Portfolio Diversification
This is something I want to clarify briefly as I got the wrong idea about it early on as to what was meant by “diversify your portfolio.” When I began, I thought that meant buying a basket full of different stocks… wrong, wrong, wrong. Diversifying your portfolio means buying stocks in different sectors. You don’t have to buy into EVERY sector, but dipping your feet in a few is the best way to diversify. Here’s a short example list of some of those sectors with examples of companies within them.
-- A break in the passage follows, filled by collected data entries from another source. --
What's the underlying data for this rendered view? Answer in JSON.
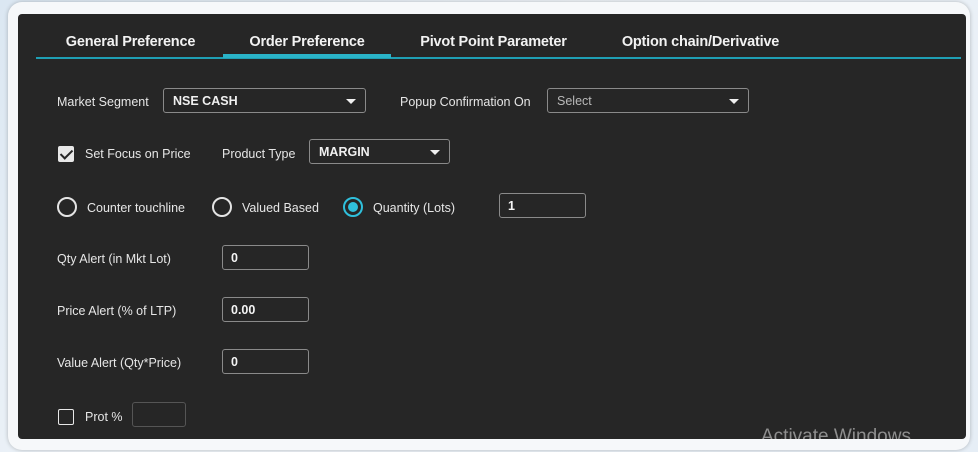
{
  "tabs": [
    {
      "label": "General Preference"
    },
    {
      "label": "Order Preference"
    },
    {
      "label": "Pivot Point Parameter"
    },
    {
      "label": "Option chain/Derivative"
    }
  ],
  "active_tab": "Order Preference",
  "accent_color": "#2ab3c8",
  "market_segment": {
    "label": "Market Segment",
    "value": "NSE CASH"
  },
  "popup_confirmation": {
    "label": "Popup Confirmation On",
    "placeholder": "Select"
  },
  "set_focus_price": {
    "label": "Set Focus on Price",
    "checked": true
  },
  "product_type": {
    "label": "Product Type",
    "value": "MARGIN"
  },
  "radio_options": [
    {
      "label": "Counter touchline",
      "selected": false
    },
    {
      "label": "Valued Based",
      "selected": false
    },
    {
      "label": "Quantity (Lots)",
      "selected": true
    }
  ],
  "quantity_lots_value": "1",
  "qty_alert": {
    "label": "Qty Alert (in Mkt Lot)",
    "value": "0"
  },
  "price_alert": {
    "label": "Price Alert (% of LTP)",
    "value": "0.00"
  },
  "value_alert": {
    "label": "Value Alert (Qty*Price)",
    "value": "0"
  },
  "prot": {
    "label": "Prot %",
    "checked": false,
    "value": ""
  },
  "watermark": "Activate Windows"
}
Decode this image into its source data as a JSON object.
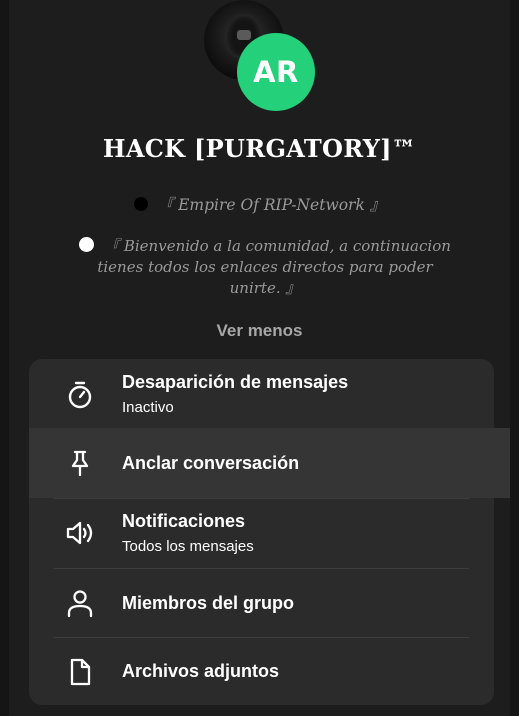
{
  "group": {
    "name": "HACK [PURGATORY]™",
    "avatar_initials": "AR",
    "avatar_color": "#25d07a",
    "description_line1": "『 Empire Of RIP-Network 』",
    "description_line2": "『 Bienvenido a la comunidad, a continuacion tienes todos los enlaces directos para poder unirte. 』",
    "show_less_label": "Ver menos"
  },
  "menu": [
    {
      "icon": "timer-icon",
      "label": "Desaparición de mensajes",
      "sublabel": "Inactivo"
    },
    {
      "icon": "pin-icon",
      "label": "Anclar conversación"
    },
    {
      "icon": "speaker-icon",
      "label": "Notificaciones",
      "sublabel": "Todos los mensajes"
    },
    {
      "icon": "person-icon",
      "label": "Miembros del grupo"
    },
    {
      "icon": "file-icon",
      "label": "Archivos adjuntos"
    }
  ]
}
Some stocks cross over into more than one sector as well and many sectors have lots of industries within them, so the possibilities go on and on,
Technology - “FAANG” (Facebook, Apple, Amazon, Netflix, Google), NVIDIA, Qualcomm
Financials - Bank Stocks, Visa, MasterCard, Insurance Providers
Health - Pfizer, AbbVie, Johnson & Johnson, CVS Health, Moderna
Communications - Verizon, AT&T, T-Mobile
Consumer Staples - Coca Cola, Pepsi, P&G, 3M, Kraft/Heinz, Kimberly Clark
Energy - Exxon, Chevron, Kinder Morgan, PPL
Real Estate - Realty Income, STAG Industrial, Digital Realty, Starwood Property Trust
So you choose whatever you like in a few different sectors to diversify your portfolio. The reason for doing this is so that if one industry happens to tank, it won’t kill your entire portfolio… you’ll be in better position to weather the storms while your other stock sectors are doing better. The market can tend to cycle between different ones performing better than others at different times.